Dec 6 2010
Celgene International Sàrl (NASDAQ: CELG) announced that clinical data from two investigational studies evaluating the use of REVLIMID® (lenalidomide) either with rituximab or following a rituximab-containing regimen in patients with chronic lymphocytic leukaemia (CLL) were presented at the 52nd American Society of Hematology annual meeting.
In the first study, 38 of 44 patients with previously untreated CLL received six cycles of pentostatin (2 mg/m2), cyclophosphamide (600 mg/m2) and rituximab (375 mg/m2) (PCR) every 21 days. Following this treatment regimen, 34 patients continued to consolidation therapy with lenalidomide starting at 5 mg per day, escalating to 10 mg per day as tolerated for a median of seven cycles.
At a median follow-up of 21 months, 91% (40/44) of patients were still alive, and 21% (7/34) of patients who received at least one cycle of lenalidomide consolidation showed an improvement in the quality of their response, including three patients who converted from minimal residual disease (MRD)-positive to MRD-negative disease. The median duration of response has not been reached.
Additionally, a comparison of these data against historic PCR data showed the proportion of patients receiving consolidation who were free of retreatment at 12 months was 95% (42/44), compared to 86% (55/64) of patients without lenalidomide consolidation in the historic study.
For patients receiving lenalidomide consolidation treatment in the study, the most common grade 3 or higher adverse events were neutropenia (grade 3, 41% 14/38; grade 4, 21% 7/38), leukopenia (grade 3, 32% 11/38), platelet count decrease (grade 3, 9% 3/38) and rash (grade 3, 6%, 2/38).
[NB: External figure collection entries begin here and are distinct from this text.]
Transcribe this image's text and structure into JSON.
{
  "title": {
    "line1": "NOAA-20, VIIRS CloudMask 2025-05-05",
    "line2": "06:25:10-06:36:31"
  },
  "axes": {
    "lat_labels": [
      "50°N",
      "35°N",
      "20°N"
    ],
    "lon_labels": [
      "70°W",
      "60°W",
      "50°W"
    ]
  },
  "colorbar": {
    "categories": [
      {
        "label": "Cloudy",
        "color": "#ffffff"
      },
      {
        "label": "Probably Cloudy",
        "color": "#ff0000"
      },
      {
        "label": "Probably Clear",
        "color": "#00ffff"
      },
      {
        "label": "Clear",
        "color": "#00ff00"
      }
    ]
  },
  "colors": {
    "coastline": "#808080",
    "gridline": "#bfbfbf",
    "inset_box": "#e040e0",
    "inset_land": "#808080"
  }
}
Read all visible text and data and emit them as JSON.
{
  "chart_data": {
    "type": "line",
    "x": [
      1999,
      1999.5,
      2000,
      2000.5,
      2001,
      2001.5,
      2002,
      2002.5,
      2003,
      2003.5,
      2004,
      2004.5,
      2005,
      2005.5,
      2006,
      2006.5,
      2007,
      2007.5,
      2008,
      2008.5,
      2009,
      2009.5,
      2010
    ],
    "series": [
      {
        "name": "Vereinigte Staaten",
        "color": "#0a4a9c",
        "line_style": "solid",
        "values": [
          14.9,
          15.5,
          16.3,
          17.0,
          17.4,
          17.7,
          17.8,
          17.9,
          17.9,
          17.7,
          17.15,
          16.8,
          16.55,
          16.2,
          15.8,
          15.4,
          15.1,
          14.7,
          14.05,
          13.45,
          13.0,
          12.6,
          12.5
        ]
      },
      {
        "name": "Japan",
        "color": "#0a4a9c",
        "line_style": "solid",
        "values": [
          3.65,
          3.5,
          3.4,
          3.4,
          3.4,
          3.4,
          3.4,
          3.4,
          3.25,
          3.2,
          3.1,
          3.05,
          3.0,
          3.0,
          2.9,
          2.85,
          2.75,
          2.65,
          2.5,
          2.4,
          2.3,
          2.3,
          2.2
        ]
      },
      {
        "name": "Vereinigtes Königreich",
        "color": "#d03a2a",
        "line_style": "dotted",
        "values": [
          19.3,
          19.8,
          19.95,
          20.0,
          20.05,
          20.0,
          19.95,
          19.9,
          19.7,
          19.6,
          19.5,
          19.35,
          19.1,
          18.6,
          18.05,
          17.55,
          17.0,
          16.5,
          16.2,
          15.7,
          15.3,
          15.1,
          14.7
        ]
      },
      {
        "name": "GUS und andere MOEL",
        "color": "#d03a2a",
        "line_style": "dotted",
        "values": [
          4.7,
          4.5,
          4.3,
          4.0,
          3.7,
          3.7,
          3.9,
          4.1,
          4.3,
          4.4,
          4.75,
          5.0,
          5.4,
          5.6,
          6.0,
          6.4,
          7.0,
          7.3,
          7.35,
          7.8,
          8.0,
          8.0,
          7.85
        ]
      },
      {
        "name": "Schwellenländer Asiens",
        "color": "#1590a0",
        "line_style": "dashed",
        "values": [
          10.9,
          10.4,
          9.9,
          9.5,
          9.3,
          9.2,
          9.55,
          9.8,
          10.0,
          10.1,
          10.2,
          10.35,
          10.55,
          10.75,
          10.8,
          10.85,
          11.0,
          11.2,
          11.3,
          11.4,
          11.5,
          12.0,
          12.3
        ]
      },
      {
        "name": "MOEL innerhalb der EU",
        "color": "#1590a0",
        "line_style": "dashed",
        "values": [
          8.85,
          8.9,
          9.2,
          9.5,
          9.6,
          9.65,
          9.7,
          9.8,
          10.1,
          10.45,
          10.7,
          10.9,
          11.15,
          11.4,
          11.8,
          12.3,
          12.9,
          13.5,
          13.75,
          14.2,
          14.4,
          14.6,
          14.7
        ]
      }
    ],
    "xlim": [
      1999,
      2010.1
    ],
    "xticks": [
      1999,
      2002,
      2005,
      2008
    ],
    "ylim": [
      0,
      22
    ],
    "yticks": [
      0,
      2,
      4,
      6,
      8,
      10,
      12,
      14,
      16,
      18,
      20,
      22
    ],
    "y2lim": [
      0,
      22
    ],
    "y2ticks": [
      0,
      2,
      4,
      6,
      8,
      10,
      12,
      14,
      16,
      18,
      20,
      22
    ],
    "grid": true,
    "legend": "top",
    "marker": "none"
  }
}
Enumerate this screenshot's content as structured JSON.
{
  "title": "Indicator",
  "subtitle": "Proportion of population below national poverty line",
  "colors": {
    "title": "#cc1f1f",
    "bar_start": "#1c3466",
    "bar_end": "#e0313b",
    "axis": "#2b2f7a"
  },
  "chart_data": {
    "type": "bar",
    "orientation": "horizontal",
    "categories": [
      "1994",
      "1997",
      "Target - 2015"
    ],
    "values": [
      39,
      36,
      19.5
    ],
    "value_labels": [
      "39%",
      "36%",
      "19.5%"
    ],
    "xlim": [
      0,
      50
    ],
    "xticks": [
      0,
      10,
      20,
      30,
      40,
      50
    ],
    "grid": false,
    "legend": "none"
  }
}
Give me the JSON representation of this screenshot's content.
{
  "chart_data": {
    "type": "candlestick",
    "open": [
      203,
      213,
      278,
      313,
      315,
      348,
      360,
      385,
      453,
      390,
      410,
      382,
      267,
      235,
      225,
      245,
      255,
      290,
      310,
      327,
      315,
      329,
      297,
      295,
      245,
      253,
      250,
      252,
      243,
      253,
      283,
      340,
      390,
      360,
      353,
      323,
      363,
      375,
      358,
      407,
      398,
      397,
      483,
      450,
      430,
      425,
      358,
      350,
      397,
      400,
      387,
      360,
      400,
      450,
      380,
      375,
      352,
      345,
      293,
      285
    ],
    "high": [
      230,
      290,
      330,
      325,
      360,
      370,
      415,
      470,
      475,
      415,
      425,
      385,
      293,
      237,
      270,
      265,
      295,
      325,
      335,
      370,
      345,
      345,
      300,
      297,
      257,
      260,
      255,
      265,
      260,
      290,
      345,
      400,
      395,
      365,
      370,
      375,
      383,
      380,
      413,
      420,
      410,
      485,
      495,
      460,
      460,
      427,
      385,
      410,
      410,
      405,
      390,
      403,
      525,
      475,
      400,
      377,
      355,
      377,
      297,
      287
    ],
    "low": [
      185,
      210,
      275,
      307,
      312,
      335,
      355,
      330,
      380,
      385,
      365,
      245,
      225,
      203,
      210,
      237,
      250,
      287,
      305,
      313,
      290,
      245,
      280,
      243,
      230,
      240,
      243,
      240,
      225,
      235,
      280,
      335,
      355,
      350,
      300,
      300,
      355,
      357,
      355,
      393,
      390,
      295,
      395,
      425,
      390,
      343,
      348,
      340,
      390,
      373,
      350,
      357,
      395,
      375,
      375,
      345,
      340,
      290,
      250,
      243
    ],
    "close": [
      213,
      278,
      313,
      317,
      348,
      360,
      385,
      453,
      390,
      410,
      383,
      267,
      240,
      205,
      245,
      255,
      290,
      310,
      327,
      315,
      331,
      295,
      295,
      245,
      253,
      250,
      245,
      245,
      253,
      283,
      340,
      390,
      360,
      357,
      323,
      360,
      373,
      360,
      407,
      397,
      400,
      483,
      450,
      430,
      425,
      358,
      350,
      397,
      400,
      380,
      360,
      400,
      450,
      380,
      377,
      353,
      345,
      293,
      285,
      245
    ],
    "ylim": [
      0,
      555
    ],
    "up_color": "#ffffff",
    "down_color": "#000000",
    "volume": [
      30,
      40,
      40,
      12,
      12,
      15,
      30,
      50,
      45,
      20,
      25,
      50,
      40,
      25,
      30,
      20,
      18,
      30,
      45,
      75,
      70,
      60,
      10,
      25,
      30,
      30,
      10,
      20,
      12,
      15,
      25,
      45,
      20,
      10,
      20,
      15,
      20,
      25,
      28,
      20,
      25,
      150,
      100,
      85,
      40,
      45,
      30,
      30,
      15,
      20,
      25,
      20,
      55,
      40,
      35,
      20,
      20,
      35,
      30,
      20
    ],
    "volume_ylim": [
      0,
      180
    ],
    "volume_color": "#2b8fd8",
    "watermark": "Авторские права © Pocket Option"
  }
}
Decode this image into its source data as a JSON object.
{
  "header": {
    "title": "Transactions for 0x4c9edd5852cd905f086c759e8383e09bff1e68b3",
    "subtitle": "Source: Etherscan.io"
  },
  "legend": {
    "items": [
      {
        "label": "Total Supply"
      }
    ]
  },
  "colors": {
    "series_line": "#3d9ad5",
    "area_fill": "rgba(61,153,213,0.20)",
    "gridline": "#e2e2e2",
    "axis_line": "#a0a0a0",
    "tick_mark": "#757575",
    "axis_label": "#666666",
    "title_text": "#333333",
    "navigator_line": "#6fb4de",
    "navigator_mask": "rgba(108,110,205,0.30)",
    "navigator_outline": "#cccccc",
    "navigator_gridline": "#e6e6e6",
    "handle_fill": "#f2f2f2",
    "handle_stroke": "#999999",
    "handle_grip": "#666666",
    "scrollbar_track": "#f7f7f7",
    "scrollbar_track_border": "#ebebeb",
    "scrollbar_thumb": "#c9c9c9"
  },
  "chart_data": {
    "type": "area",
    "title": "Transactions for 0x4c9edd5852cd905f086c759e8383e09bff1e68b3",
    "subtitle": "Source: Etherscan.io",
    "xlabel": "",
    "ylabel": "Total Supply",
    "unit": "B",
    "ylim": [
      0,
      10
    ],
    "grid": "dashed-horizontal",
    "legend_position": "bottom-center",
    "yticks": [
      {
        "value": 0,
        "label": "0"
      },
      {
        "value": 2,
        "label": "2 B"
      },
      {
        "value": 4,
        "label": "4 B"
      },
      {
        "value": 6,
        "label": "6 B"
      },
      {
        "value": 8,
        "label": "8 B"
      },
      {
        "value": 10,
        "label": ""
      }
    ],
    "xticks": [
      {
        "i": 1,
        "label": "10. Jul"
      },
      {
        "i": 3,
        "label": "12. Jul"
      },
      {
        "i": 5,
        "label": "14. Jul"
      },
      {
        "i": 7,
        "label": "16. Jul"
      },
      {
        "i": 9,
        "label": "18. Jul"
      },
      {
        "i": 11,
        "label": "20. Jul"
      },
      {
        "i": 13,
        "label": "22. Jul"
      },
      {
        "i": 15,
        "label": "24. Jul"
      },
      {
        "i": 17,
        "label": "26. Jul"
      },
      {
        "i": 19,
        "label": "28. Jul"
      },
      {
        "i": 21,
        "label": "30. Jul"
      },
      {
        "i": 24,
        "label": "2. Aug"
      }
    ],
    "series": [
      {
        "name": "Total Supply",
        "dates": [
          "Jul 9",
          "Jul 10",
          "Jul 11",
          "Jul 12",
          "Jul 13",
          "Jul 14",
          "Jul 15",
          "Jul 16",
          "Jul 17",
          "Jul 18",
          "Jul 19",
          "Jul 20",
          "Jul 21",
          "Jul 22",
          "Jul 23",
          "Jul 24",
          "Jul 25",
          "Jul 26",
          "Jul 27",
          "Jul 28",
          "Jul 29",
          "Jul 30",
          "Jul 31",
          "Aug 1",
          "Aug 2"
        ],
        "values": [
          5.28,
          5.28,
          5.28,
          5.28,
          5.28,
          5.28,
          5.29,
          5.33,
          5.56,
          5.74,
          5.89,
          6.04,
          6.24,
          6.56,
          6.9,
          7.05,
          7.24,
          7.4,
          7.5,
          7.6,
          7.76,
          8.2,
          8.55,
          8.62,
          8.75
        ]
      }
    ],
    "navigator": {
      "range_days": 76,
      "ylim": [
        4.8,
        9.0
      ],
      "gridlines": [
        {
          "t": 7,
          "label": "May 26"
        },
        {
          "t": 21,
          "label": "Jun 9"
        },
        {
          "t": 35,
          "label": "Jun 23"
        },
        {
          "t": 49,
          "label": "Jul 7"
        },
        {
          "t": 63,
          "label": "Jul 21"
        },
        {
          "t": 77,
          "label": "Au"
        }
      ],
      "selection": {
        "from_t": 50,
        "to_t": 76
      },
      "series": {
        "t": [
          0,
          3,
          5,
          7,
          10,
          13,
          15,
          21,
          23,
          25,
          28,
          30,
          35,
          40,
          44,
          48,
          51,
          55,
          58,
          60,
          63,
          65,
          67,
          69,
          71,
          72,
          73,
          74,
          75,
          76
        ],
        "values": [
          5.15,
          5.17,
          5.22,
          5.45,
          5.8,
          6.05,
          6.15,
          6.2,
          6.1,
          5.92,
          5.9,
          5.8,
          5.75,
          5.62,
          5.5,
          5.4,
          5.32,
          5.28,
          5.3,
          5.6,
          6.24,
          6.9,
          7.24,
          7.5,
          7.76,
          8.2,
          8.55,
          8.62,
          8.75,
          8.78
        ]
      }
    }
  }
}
In the second study, 59 patients with relapsed/refractory CLL received rituximab 375 mg/m2 intravenously weekly for four weeks in cycle one, then once every four weeks during cycles three through 12. Oral lenalidomide 10 mg/day was started on day nine of cycle one on a continuous dosing schedule. Cycles were 28 days, with intention to continue therapy for 12 cycles or longer if the patient achieved a clinical response. Dose reductions were made following grade 3 or 4 lenalidomide-related adverse events, and allopurinol 300 mg daily was prescribed during the first two weeks as tumour lysis syndrome prophylaxis.
All 59 patients were evaluable for response, with evaluations performed after cycles three, six, and every six cycles thereafter. In the study, the overall response rate was 63% (37/59), with 5% (3/59) achieving a complete response. Additionally, 2% of patients (1/59) achieved a complete response with incomplete haematological recovery. 14% of patients (8/59) achieved nodular partial responses and 42% (25/59) achieved partial responses. Most responses (59%, 35/59) occurred within the first six cycles of therapy.
During the study, the highest incidences of grade 3/4 adverse events were neutropenia (68%, 40/59), thrombocytopenia (22%, 13/59) and anaemia (10%, 6/59). Grade 3/4 infections occurred in 18 patients (31%), mostly in the upper respiratory tract. One patient experienced grade 3 tumour lysis syndrome. One treatment-related death occurred during the study due to ischemic stroke with infection.
These data are from an investigational study. Lenalidomide is not approved as a treatment for patients with chronic lymphocytic leukaemia.